G4 will become Esquire Channel to target ‘metrosexual’ viewers

Esquire magazine -- James Franco cover

We’ve known for quite a while that G4, the cable network most famous for pandering to gamers and the tech literate, would be closing down. Today marked the final hoorah for almost all of G4’s staff, thus it seems timely that The Hollywood Reporter would bring word of what direction the network might take now that it’s no longer focused on Xboxes, PlayStations and the kind of juvenile chauvinism that depressingly seems to follow gamer culture wherever it goes.

According to The Hollywood Reporter, NBCUniversal and the Hearst Corporation have just signed a deal to rebrand G4 as the “Esquire Channel.” Hearst is the parent company of Esquire magazine, and as the name change suggests, NBCUniversal hopes that the new G4 will primarily feature content aimed at the same male demographic that has made the aforementioned monthly broadside such a long-running success. “The effort is designed to capture a growing, upscale demographic that isn’t being reached through other male networks, including adrenaline-heavy Spike and History,” THR’s report claims, shortly after glibly characterizing this “growing, upscale demographic” as “metrosexual” in the story’s lede.
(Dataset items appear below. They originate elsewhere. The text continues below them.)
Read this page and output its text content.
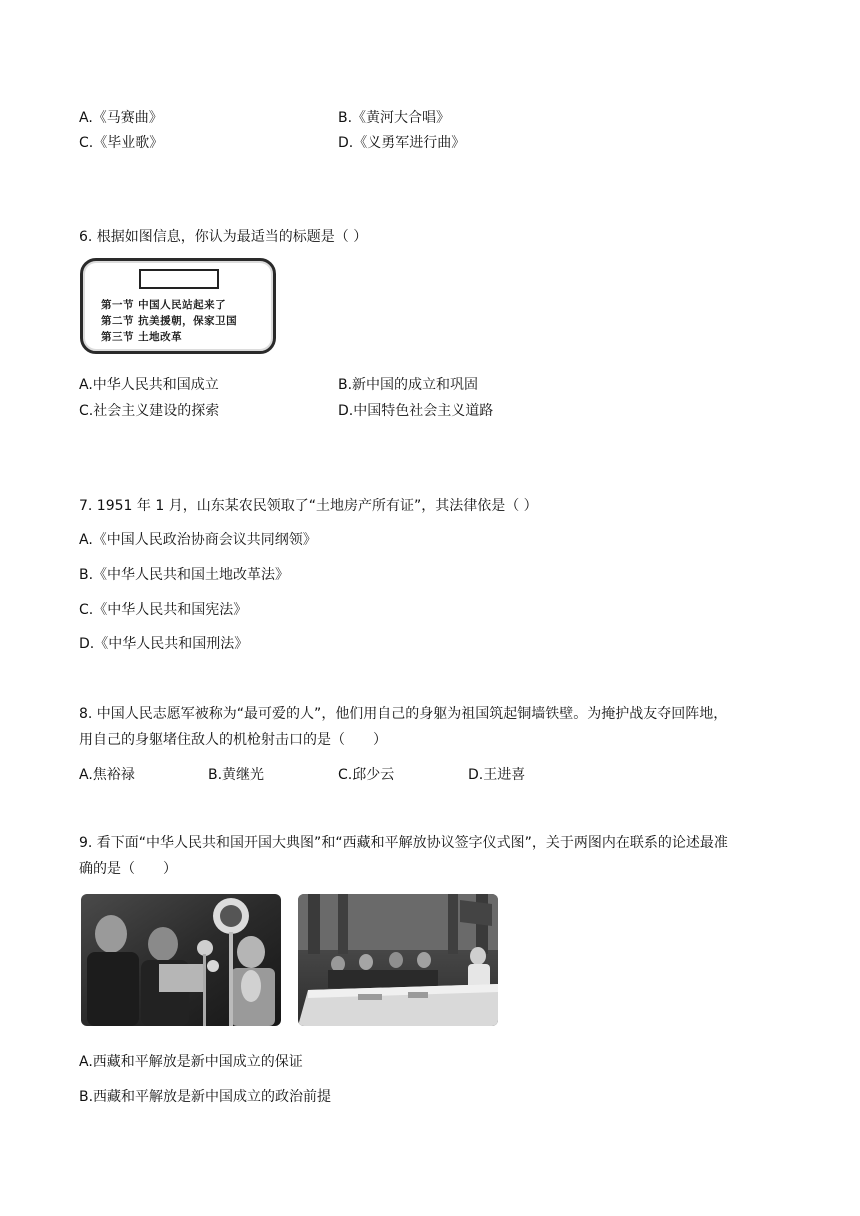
A.《马赛曲》	B.《黄河大合唱》
C.《毕业歌》	D.《义勇军进行曲》
6. 根据如图信息，你认为最适当的标题是（ ）
第一节 中国人民站起来了
第二节 抗美援朝，保家卫国
第三节 土地改革
A.中华人民共和国成立	B.新中国的成立和巩固
C.社会主义建设的探索	D.中国特色社会主义道路
7. 1951 年 1 月，山东某农民领取了“土地房产所有证”，其法律依是（ ）
A.《中国人民政治协商会议共同纲领》
B.《中华人民共和国土地改革法》
C.《中华人民共和国宪法》
D.《中华人民共和国刑法》
8. 中国人民志愿军被称为“最可爱的人”，他们用自己的身躯为祖国筑起铜墙铁壁。为掩护战友夺回阵地，
用自己的身躯堵住敌人的机枪射击口的是（　　）
A.焦裕禄	B.黄继光	C.邱少云	D.王进喜
9. 看下面“中华人民共和国开国大典图”和“西藏和平解放协议签字仪式图”，关于两图内在联系的论述最准
确的是（　　）
A.西藏和平解放是新中国成立的保证
B.西藏和平解放是新中国成立的政治前提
Though The Hollywood Reporter fails to reveal the names of any of its sources, this information is corroborated by all previous reports we’ve seen on this situation. In October we brought you word that G4 had cancelled both X-Play and Attack of the Show, two of its longest running programs that could easily be described as flagship shows for the beleaguered network. That article included a bit of speculation courtesy TV Guide that now seems quite prescient. To wit:

Meanwhile, as speculation continues over the evolution of G4, sources say the channel may be looking to partner with Esquire magazine (or another men’s periodical, like GQ) as it moves into a more upscale, sophisticated guy TV space. Among the possible new names for the channel: “G4Men.” Some programming is expected to remain, including Bomb Patrol: Afghanistan, while acquired fare from the likes of Anthony Bourdain and Aziz Ansari could be in the mix.

Today’s Hollywood Reporter piece echoes TV Guide’s latter comments. It claims that programming on the imminent Esquire Channel will focus primarily on fashion, cooking, travel and all those other “sophisticated” topics found in the pages of its namesake periodical. This rebranding effort will reportedly take place in the first half of next year, as THR’s sources claim that some of this new programming is already in production. Once enough content has been accumulated, the name change will be made official and your cable box will no longer house a channel ostensibly dedicated to gamer culture.

While we’re sure this comes as unwelcome news to some of you, let’s be honest: The modern G4 has strayed so far from its roots that it’s currently less a network about video games than a pay-cable alternative to Spike TV. We mourn what G4 was initially supposed to be, but we’re finding it hard to muster much sadness at the passing of the network’s modern incarnation. With 500-plus channels available to the modern viewer, it’s just not that difficult to find a rerun of Cops whenever you get the urge, and as such it’s long been difficult to justify G4’s existence. If anything, it’s long overdue that someone put the channel out of its misery.